Separating plutonium is only justified if the plutonium is to be reused. Besides, there would be little sense in extracting this highly radiotoxic element simply to dispose of it in a geological repository. Most of the plutonium produced by French reactors is currently used to make MOX, fuel, which is only a moderately effective way of consuming plutonium.

Slightly radioactive uranium makes up 95% of the mass of spent fuel. Separating it significantly reduces the volume of waste. The facilities eventually required for disposing of glass packages will be smaller and less expensive than if spent fuel is not reprocessed.

Reduction in waste volumes
Reprocessing at La Hague plant has divided waste volumes by six in 20 years. Waste now takes up four times less space than fuel left without reprocessing. While little change has been seen in the volume of the most radioactive fuel (HLW glass packages), that of technological waste from reprocessing operations and ILW-LL structural waste (hulls and end caps) has decreased considerably.
© AREVA (Source CNE – National Evaluation Commission)

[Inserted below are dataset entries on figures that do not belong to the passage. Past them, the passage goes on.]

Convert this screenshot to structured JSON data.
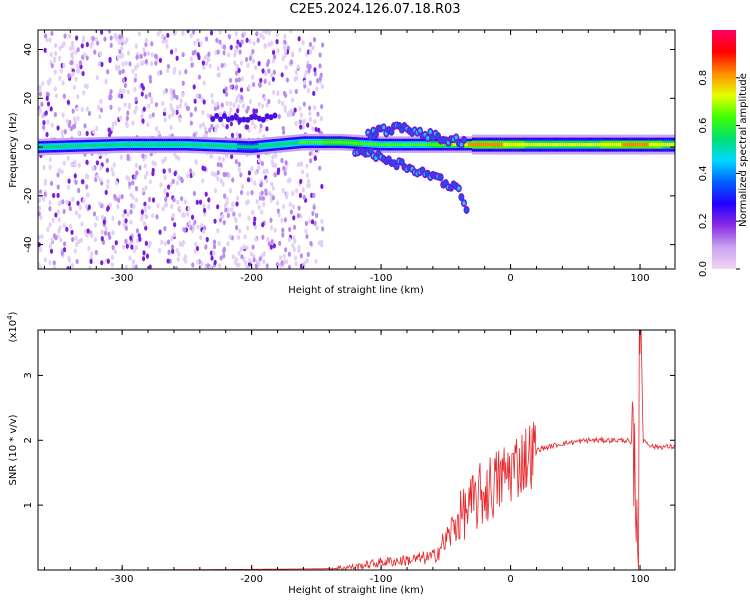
{
  "title": "C2E5.2024.126.07.18.R03",
  "colors": {
    "snr_line": "#e8262a",
    "axis": "#000000",
    "colorbar_stops": [
      "#f2d4f5",
      "#c9a5f0",
      "#8a2be2",
      "#2200ff",
      "#0060ff",
      "#00d8ff",
      "#00e070",
      "#40ff00",
      "#e8ff00",
      "#ff8c00",
      "#ff0000",
      "#ff0066"
    ]
  },
  "chart_data": [
    {
      "type": "heatmap",
      "xlabel": "Height of straight line (km)",
      "ylabel": "Frequency (Hz)",
      "xlim": [
        -365,
        127
      ],
      "ylim": [
        -50,
        48
      ],
      "xticks": [
        -300,
        -200,
        -100,
        0,
        100
      ],
      "yticks": [
        -40,
        -20,
        0,
        20,
        40
      ],
      "xtick_labels": [
        "-300",
        "-200",
        "-100",
        "0",
        "100"
      ],
      "ytick_labels": [
        "-40",
        "-20",
        "0",
        "20",
        "40"
      ],
      "colorbar": {
        "label": "Normalized spectral amplitude",
        "range": [
          0,
          1
        ],
        "ticks": [
          0.0,
          0.2,
          0.4,
          0.6,
          0.8
        ],
        "tick_labels": [
          "0.0",
          "0.2",
          "0.4",
          "0.6",
          "0.8"
        ]
      },
      "main_ridge": {
        "x": [
          -365,
          -300,
          -250,
          -200,
          -160,
          -130,
          -100,
          -70,
          -40,
          -25,
          0,
          50,
          100,
          127
        ],
        "y": [
          0,
          1,
          1,
          0,
          2,
          2,
          1,
          1,
          1,
          1,
          1,
          1,
          1,
          1
        ],
        "amplitude": [
          0.55,
          0.55,
          0.55,
          0.5,
          0.6,
          0.65,
          0.6,
          0.6,
          0.7,
          0.85,
          0.75,
          0.7,
          0.8,
          0.7
        ]
      },
      "branch_upper": {
        "x": [
          -110,
          -90,
          -70,
          -50,
          -35
        ],
        "y": [
          5,
          8,
          6,
          3,
          2
        ]
      },
      "branch_lower": {
        "x": [
          -120,
          -95,
          -75,
          -55,
          -40,
          -33
        ],
        "y": [
          -1,
          -5,
          -9,
          -13,
          -18,
          -28
        ]
      },
      "side_band": {
        "x_start": -230,
        "x_end": -180,
        "y": 12
      }
    },
    {
      "type": "line",
      "xlabel": "Height of straight line (km)",
      "ylabel": "SNR (10 * v/v)",
      "y_multiplier": "(x10",
      "y_multiplier_exp": "4",
      "y_multiplier_close": ")",
      "xlim": [
        -365,
        127
      ],
      "ylim": [
        0,
        3.7
      ],
      "xticks": [
        -300,
        -200,
        -100,
        0,
        100
      ],
      "yticks": [
        1,
        2,
        3
      ],
      "xtick_labels": [
        "-300",
        "-200",
        "-100",
        "0",
        "100"
      ],
      "ytick_labels": [
        "1",
        "2",
        "3"
      ],
      "series": [
        {
          "x": [
            -365,
            -300,
            -200,
            -140,
            -120,
            -100,
            -80,
            -60,
            -50,
            -40,
            -30,
            -20,
            -10,
            0,
            20,
            40,
            60,
            80,
            90,
            95,
            97,
            99,
            100,
            103,
            110,
            127
          ],
          "y": [
            0.0,
            0.0,
            0.01,
            0.02,
            0.05,
            0.12,
            0.15,
            0.2,
            0.45,
            0.8,
            1.0,
            1.2,
            1.35,
            1.55,
            1.85,
            1.95,
            2.0,
            2.0,
            2.0,
            1.9,
            1.2,
            0.3,
            3.5,
            2.0,
            1.9,
            1.9
          ]
        }
      ]
    }
  ]
}
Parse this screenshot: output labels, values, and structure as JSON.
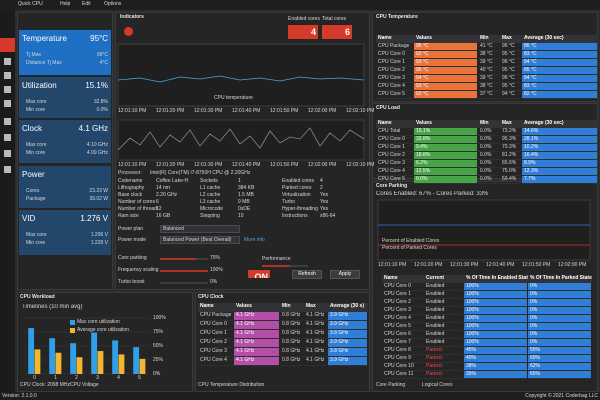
{
  "app": {
    "title": "Quick CPU",
    "menu": [
      "Help",
      "Edit",
      "Options"
    ]
  },
  "cards": [
    {
      "title": "Temperature",
      "value": "95°C",
      "rows": [
        [
          "Tj Max",
          "99°C"
        ],
        [
          "Distance Tj Max",
          "4°C"
        ]
      ]
    },
    {
      "title": "Utilization",
      "value": "15.1%",
      "rows": [
        [
          "Max core",
          "32.8%"
        ],
        [
          "Min core",
          "0.0%"
        ]
      ]
    },
    {
      "title": "Clock",
      "value": "4.1 GHz",
      "rows": [
        [
          "Max core",
          "4.10 GHz"
        ],
        [
          "Min core",
          "4.09 GHz"
        ]
      ]
    },
    {
      "title": "Power",
      "value": "",
      "rows": [
        [
          "Cores",
          "23.23 W"
        ],
        [
          "Package",
          "39.02 W"
        ]
      ]
    },
    {
      "title": "VID",
      "value": "1.276 V",
      "rows": [
        [
          "Max core",
          "1.296 V"
        ],
        [
          "Min core",
          "1.229 V"
        ]
      ]
    }
  ],
  "indicators": {
    "title": "Indicators",
    "displays": [
      {
        "label": "Enabled cores",
        "value": "4"
      },
      {
        "label": "Total cores",
        "value": "6"
      }
    ]
  },
  "graph": {
    "legend": "CPU temperature",
    "times": [
      "12:01:10 PM",
      "12:01:20 PM",
      "12:01:30 PM",
      "12:01:40 PM",
      "12:01:50 PM",
      "12:02:00 PM",
      "12:02:10 PM"
    ]
  },
  "info": {
    "processor_label": "Processor:",
    "processor": "Intel(R) Core(TM) i7-8750H CPU @ 2.20GHz",
    "groups": [
      [
        [
          "Codename",
          "Coffee Lake-H"
        ],
        [
          "Lithography",
          "14 nm"
        ],
        [
          "Base clock",
          "2.20 GHz"
        ],
        [
          "Number of cores",
          "6"
        ],
        [
          "Number of threads",
          "12"
        ],
        [
          "Ram size",
          "16 GB"
        ]
      ],
      [
        [
          "Sockets",
          "1"
        ],
        [
          "L1 cache",
          "384 KB"
        ],
        [
          "L2 cache",
          "1.5 MB"
        ],
        [
          "L3 cache",
          "9 MB"
        ],
        [
          "Microcode",
          "0xDE"
        ],
        [
          "Stepping",
          "10"
        ]
      ],
      [
        [
          "Enabled cores",
          "4"
        ],
        [
          "Parked cores",
          "2"
        ],
        [
          "Virtualization",
          "Yes"
        ],
        [
          "Turbo",
          "Yes"
        ],
        [
          "Hyper-threading",
          "Yes"
        ],
        [
          "Instructions",
          "x86-64"
        ]
      ]
    ]
  },
  "settings": {
    "power_plan_label": "Power plan",
    "power_plan": "Balanced",
    "power_mode_label": "Power mode",
    "power_mode": "Balanced Power (Best Overall)",
    "more": "More info",
    "sliders": [
      [
        "Core parking",
        "75%"
      ],
      [
        "Frequency scaling",
        "100%"
      ],
      [
        "Turbo boost",
        "0%"
      ]
    ],
    "performance": "Performance",
    "toggle": "ON",
    "refresh": "Refresh",
    "apply": "Apply"
  },
  "temp_table": {
    "title": "CPU Temperature",
    "columns": [
      "Name",
      "Values",
      "Min",
      "Max",
      "Average (30 sec)"
    ],
    "rows": [
      [
        "CPU Package",
        "95 °C",
        "41 °C",
        "96 °C",
        "86 °C"
      ],
      [
        "CPU Core 0",
        "92 °C",
        "38 °C",
        "95 °C",
        "83 °C"
      ],
      [
        "CPU Core 1",
        "93 °C",
        "39 °C",
        "96 °C",
        "84 °C"
      ],
      [
        "CPU Core 2",
        "95 °C",
        "40 °C",
        "95 °C",
        "85 °C"
      ],
      [
        "CPU Core 3",
        "94 °C",
        "39 °C",
        "96 °C",
        "84 °C"
      ],
      [
        "CPU Core 4",
        "93 °C",
        "38 °C",
        "95 °C",
        "83 °C"
      ],
      [
        "CPU Core 5",
        "92 °C",
        "37 °C",
        "94 °C",
        "82 °C"
      ]
    ]
  },
  "load_table": {
    "title": "CPU Load",
    "columns": [
      "Name",
      "Values",
      "Min",
      "Max",
      "Average (30 sec)"
    ],
    "rows": [
      [
        "CPU Total",
        "15.1%",
        "0.0%",
        "73.2%",
        "14.6%"
      ],
      [
        "CPU Core 0",
        "32.8%",
        "0.0%",
        "95.3%",
        "28.1%"
      ],
      [
        "CPU Core 1",
        "9.4%",
        "0.0%",
        "70.3%",
        "10.2%"
      ],
      [
        "CPU Core 2",
        "18.8%",
        "0.0%",
        "81.2%",
        "16.4%"
      ],
      [
        "CPU Core 3",
        "6.2%",
        "0.0%",
        "65.6%",
        "8.9%"
      ],
      [
        "CPU Core 4",
        "12.5%",
        "0.0%",
        "75.0%",
        "12.3%"
      ],
      [
        "CPU Core 5",
        "0.0%",
        "0.0%",
        "59.4%",
        "7.7%"
      ]
    ]
  },
  "parking": {
    "title": "Core Parking",
    "summary": "Cores Enabled: 67% - Cores Parked: 33%",
    "legend": [
      "Percent of Enabled Cores",
      "Percent of Parked Cores"
    ],
    "times": [
      "12:01:10 PM",
      "12:01:20 PM",
      "12:01:30 PM",
      "12:01:40 PM",
      "12:01:50 PM",
      "12:02:00 PM"
    ],
    "columns": [
      "Name",
      "Current",
      "% Of Time In Enabled State",
      "% Of Time In Parked State"
    ],
    "rows": [
      [
        "CPU Core 0",
        "Enabled",
        "100%",
        "0%"
      ],
      [
        "CPU Core 1",
        "Enabled",
        "100%",
        "0%"
      ],
      [
        "CPU Core 2",
        "Enabled",
        "100%",
        "0%"
      ],
      [
        "CPU Core 3",
        "Enabled",
        "100%",
        "0%"
      ],
      [
        "CPU Core 4",
        "Enabled",
        "100%",
        "0%"
      ],
      [
        "CPU Core 5",
        "Enabled",
        "100%",
        "0%"
      ],
      [
        "CPU Core 6",
        "Enabled",
        "100%",
        "0%"
      ],
      [
        "CPU Core 7",
        "Enabled",
        "100%",
        "0%"
      ],
      [
        "CPU Core 8",
        "Parked",
        "45%",
        "55%"
      ],
      [
        "CPU Core 9",
        "Parked",
        "40%",
        "60%"
      ],
      [
        "CPU Core 10",
        "Parked",
        "38%",
        "62%"
      ],
      [
        "CPU Core 11",
        "Parked",
        "35%",
        "65%"
      ]
    ],
    "footer": [
      "Core Parking",
      "Logical Cores"
    ]
  },
  "workload": {
    "title": "CPU Workload",
    "subtitle": "Timelines (10 min avg)",
    "categories": [
      "0",
      "1",
      "2",
      "3",
      "4",
      "5"
    ],
    "series": [
      {
        "name": "Max core utilization",
        "color": "#2f9fe8",
        "values": [
          82,
          64,
          55,
          74,
          60,
          48
        ]
      },
      {
        "name": "Average core utilization",
        "color": "#f2b630",
        "values": [
          44,
          38,
          30,
          41,
          35,
          27
        ]
      }
    ],
    "ylim": [
      0,
      100
    ],
    "yticks": [
      {
        "value": 0,
        "label": "0%"
      },
      {
        "value": 25,
        "label": "25%"
      },
      {
        "value": 50,
        "label": "50%"
      },
      {
        "value": 75,
        "label": "75%"
      },
      {
        "value": 100,
        "label": "100%"
      }
    ],
    "footer": [
      "CPU Clock: 2098 MHz",
      "CPU Voltage"
    ]
  },
  "clock_table": {
    "title": "CPU Clock",
    "columns": [
      "Name",
      "Values",
      "Min",
      "Max",
      "Average (30 s)"
    ],
    "rows": [
      [
        "CPU Package",
        "4.1 GHz",
        "0.8 GHz",
        "4.1 GHz",
        "3.9 GHz"
      ],
      [
        "CPU Core 0",
        "4.1 GHz",
        "0.8 GHz",
        "4.1 GHz",
        "3.9 GHz"
      ],
      [
        "CPU Core 1",
        "4.1 GHz",
        "0.8 GHz",
        "4.1 GHz",
        "3.8 GHz"
      ],
      [
        "CPU Core 2",
        "4.1 GHz",
        "0.8 GHz",
        "4.1 GHz",
        "3.9 GHz"
      ],
      [
        "CPU Core 3",
        "4.1 GHz",
        "0.8 GHz",
        "4.1 GHz",
        "3.8 GHz"
      ],
      [
        "CPU Core 4",
        "4.1 GHz",
        "0.8 GHz",
        "4.1 GHz",
        "3.9 GHz"
      ]
    ],
    "footer": "CPU Temperature Distribution"
  },
  "status": {
    "version": "Version: 2.1.0.0",
    "copyright": "Copyright © 2021 Coderbag LLC"
  }
}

The very high-level waste from reprocessing is vitrified, in other words immobilised in a glass matrix capable of trapping radioactivity for thousands of years. This glass material is highly resistant to radiation and chemical attack.

Fuel from civil reactors is currently reprocessed at two industrial facilities, La Hague in France and Sellafield in England. A third plant is currently being commissioned in Rokashomura, Japan. Other facilities exist in the nuclear defence sector. In France, weapons-grade materials are processed in a special facility at La Hague.

Reduction in waste radiotoxicity
One of the aims of waste management is to make waste less toxic before disposing of it. In this respect, vitrified waste after plutonium removal – the conventional glass packages – has a clear advantage over fuel disposed of as it is, without reprocessing. The advantage would be even greater if the actinides were removed from the glass packages. In this case, their radiotoxicity would drop to the level of the natural uranium from which they originated in “only” 300 years. That is not the case for existing glass packages.
© IN2P3 (Source CEA).

The road to advanced reprocessing Projects for what are known as Generation IV reactors are being investigated. Some of these reactors would be able to regenerate – or breed – their fuel and burn actinides as well as plutonium. Fuel reprocessing would become unavoidable with most Generation IV reactor concepts that would replace today’s slow (or thermal) reactors using uranium. Reprocessing in the future will be more advanced than the existing process and would also separate actinides and some long-lived fission products. It would then be possible to destroy these elements at specialised facilities or condition them in appropriate materials. There is no doubt that reprocessing is the key to clean nuclear power. The United States, which has long been clearly against or hesitant about reprocessing, is changing its view.